The apartment complex I’ve been living in for 4 years suddenly changed the parking policy and, one week after sending the email mentioning the change, towed my wife’s car that cost us $300 to get back.

We consider this an overzealous enforcement of an aggressive policy (the garage is never more than half full), and we are extremely pissed, but management is not playing ball with us after we asked for them to give us a credit.

We’re moving out now, so if we short-pay our last month’s rent by the amount of the impound invoice, what are the ways it could bite us in the butt?

We pretty much have zero recourse otherwise.

Can you elaborate on the policy? Whether you're overreacting or not depends on whether the policy is arbitrary and intended to generate revenue or was implemented for good reason and the consequences are intended to be a heavy-handed enforcement mechanism. If, for example, the new parking policy was intended to provide open space for moving vehicles or delivery in a certain time window, I would consider it reasonable for the complex to start towing people straightaway in order to keep that clear.

I'm actually kind of surprised how many people are jumping straight to, "no, fuck them" without determining why they have this policy in the first place. If you've ever rented property out, you've probably had an experience where you only started doing something like this after a dozen violations of what you thought was a pretty reasonable policy.

Sure. There was no catalyst. New management moved in a year and a half ago, and this is just another change they’re making about how things are run. Parking is in a multi-level parking garage that has never been near capacity, so no problem that’s being solved as far as I can see. They claim increased residency, but I’ve never seen with my eyes as many vacant units as there are now since we’ve moved in.

Old policy: open parking. Residents and guests alike are allowed anywhere that’s not handicapped or a clearly-marked reserved space.

New policy: You must register your car, and if your car plate number is not on the list we give to the tow truck operator (who visits nightly!) he’s going to take it away.

Here’s the thing though, our old management collected our vehicle information anyway, and when I marched in the office and asked a useless rep what the deal was, she showed me in their system my wife’s car make, model, year, and color. Yes, we changed the plate number when reregistering with the county, and it didn’t match, so away it was towed.

As far as I’m concerned the car had every right to be in the space it was taken from. Our sin was not complying with what, as far as I’m concerned, is an internal record-keeping matter for the back office. They’ve pissed off a lot of residents with this, because they’ve been sending increasingly defensive reminders by email lately.

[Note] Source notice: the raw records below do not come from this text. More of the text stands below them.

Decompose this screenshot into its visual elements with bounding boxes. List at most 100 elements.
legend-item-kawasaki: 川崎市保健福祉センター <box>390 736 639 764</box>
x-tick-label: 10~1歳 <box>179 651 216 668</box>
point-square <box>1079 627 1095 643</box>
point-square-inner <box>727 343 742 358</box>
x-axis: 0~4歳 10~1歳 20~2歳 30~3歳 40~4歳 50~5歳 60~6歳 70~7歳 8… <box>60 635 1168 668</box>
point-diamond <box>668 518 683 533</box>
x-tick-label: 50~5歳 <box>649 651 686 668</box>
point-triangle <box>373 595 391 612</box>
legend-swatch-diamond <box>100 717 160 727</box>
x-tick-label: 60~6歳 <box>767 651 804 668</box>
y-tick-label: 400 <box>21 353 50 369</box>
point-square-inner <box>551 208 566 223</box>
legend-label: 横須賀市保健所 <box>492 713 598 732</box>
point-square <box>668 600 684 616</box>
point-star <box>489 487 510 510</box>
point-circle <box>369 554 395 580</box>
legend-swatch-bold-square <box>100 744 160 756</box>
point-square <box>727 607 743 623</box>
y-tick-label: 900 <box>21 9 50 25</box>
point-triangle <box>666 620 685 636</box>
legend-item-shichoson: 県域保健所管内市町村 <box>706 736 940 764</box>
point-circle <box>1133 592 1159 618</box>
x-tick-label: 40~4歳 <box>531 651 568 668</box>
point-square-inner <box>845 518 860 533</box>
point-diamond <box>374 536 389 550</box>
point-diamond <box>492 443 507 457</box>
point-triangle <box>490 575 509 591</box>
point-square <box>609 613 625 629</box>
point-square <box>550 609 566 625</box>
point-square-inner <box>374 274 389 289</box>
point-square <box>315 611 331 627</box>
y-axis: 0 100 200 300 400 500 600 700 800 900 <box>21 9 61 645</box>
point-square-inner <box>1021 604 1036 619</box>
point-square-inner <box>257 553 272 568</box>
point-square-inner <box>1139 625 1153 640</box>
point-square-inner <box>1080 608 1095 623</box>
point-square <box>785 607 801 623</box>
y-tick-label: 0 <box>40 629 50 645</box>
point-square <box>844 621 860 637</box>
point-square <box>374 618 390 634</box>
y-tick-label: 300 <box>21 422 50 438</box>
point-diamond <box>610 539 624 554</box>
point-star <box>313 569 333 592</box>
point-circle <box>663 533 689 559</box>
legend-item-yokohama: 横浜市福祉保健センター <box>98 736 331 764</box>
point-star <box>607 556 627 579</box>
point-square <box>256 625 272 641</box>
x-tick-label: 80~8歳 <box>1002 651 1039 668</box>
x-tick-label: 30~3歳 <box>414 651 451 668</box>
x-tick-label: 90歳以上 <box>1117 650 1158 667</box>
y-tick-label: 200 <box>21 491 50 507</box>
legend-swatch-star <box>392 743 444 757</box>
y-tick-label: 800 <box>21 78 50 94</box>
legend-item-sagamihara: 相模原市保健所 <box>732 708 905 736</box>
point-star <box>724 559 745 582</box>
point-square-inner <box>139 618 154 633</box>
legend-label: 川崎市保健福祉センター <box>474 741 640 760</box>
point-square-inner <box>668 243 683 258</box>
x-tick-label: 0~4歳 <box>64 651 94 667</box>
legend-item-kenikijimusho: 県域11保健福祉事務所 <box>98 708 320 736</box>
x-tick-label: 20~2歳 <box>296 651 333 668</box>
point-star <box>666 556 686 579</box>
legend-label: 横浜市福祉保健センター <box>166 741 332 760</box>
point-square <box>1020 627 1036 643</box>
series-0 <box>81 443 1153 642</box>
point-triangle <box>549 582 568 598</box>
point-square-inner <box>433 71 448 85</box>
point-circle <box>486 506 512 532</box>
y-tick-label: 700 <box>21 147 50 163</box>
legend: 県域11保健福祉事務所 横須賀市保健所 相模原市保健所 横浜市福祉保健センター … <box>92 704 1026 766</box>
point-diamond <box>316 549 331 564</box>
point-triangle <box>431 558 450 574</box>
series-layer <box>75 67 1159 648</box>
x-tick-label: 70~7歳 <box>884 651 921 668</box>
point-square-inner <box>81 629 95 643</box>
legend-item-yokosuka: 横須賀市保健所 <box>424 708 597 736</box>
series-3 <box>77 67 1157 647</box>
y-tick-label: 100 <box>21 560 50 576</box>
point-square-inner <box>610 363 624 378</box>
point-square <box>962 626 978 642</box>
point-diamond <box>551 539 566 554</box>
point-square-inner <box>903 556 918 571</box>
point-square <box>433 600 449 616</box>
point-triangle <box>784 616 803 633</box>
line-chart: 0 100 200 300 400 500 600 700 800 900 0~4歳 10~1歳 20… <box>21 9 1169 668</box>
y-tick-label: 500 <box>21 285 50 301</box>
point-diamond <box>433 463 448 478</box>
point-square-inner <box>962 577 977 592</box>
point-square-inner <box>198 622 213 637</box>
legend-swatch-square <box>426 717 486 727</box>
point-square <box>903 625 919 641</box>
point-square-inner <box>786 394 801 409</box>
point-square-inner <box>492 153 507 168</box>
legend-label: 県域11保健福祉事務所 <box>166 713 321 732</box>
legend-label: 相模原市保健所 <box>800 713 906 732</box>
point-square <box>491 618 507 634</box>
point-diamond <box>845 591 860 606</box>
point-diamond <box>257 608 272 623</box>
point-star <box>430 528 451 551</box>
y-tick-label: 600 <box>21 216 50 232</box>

As far as I’m concerned the car had every right to be in the space it was taken from. Our sin was not complying with what, as far as I’m concerned, is an internal record-keeping matter for the back office. They’ve pissed off a lot of residents with this, because they’ve been sending increasingly defensive reminders by email lately.

The question is, is this worth your time?

You could escalate this to your local court by launching a claim (or shortpaying rent if the building consortium is your landlord). But is it worth the hours of paperwork and attendance to escalate this issue? There is no guarantee if you escalate this that the building will back down and quickly refund you (or let the shortfall in rent go).

I can't really see a solution that would be less than $300 worth of time here. I'd consider just moving on with your life and being upset for a short time and getting over it, rather than potentially get entangled in a legal dispute for what in hindsight is a small amount of money. If you push this through you may regret it once your emotions have cooled.

As per other comments, don't do anything illegal and try to get your revenge through legal means such as leaving a horrible (truthful) review on the building on various sites.